Musique . Un label britannique réédite des enregistrements du compositeur Salah Ragab, peu connu à l’étranger, redécouvrant ainsi la figure patriarcale de l’âge d’or du jazz égyptien.

De l’uniforme au free jazz

Maîtres absolus de la musique ces dernières décennies, les majors labels, tels EMI, Universal, Sony music ou Warner, s’échinent en vain à pallier la chute des ventes de disques. Sur le terrain accidenté de ce marché, certains petits labels tirent leur épingle du jeu en spécialisant leurs catalogues. Les amateurs de sonorités sortant des sentiers battus sont les véritables gagnants de cette guerre de tranchée. On ne compte plus les compilations en tous genres, rééditions ou sorties d’enregistrements inédits d’artistes trop souvent oubliés.

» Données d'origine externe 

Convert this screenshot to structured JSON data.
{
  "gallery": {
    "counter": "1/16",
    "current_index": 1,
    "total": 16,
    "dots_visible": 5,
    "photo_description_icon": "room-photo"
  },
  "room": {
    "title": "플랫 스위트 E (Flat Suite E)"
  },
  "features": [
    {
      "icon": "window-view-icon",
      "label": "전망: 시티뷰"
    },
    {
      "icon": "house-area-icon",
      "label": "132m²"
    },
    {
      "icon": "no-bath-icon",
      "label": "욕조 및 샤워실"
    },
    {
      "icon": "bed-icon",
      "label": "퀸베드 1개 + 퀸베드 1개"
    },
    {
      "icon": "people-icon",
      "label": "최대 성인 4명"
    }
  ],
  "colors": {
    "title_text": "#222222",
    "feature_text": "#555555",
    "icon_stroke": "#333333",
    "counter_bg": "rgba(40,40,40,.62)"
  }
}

Issu du mouvement hip-hop, le crate-digging — littéralement « creuser dans les cratères », allusion aux caisses dans lesquelles les disquaires entreposent les disques vinyles — est à la base de ce phénomène. La pratique n’est plus uniquement réservée à quelques DJ fouilleurs de bac à disques en quête du beat parfait. Pour les auditeurs plus paresseux, de nombreux labels proposent des compilations « clé en main », aux thèmes aussi variés que parfois spécifiques.

C’est le cas de Art Yard qui rend hommage à Salah Ragab, l’un des grands musiciens de ce siècle et considéré comme le père du jazz égyptien. Le jeune label anglais propose de (re)découvrir ce percussionniste et musicien de génie, jusque-là peu diffusé en dehors de l’Egypte. Salah Ragab and The Cairo Jazz Band Presents Egyptian Jazz est une collection de perles qui témoignent de l’extraordinaire inventivité et de la grande diversité de la scène musicale égyptienne des années 1960.

Très influencé par le be-bop américain, l’album mêle avec soin l’utilisation d’instruments traditionnels d’Afrique du Nord (notamment le baza, tambour utilisé durant le mois du Ramadan, et le nay, flûte de bambou au son nasillard caractéristique) avec une orchestration étonnante de piano, basse, batterie, percussions, quatre trompettes, quatre trombones et cinq saxophones. La richesse de l’instrumentation s’explique par les deux visages de ce compositeur et multi-instrumentiste. En effet, Salah Ragab fut à la fois directeur de l’Orchestre militaire du régime de Gamal Abdel-Nasser et créateur du premier jazz band en Egypte.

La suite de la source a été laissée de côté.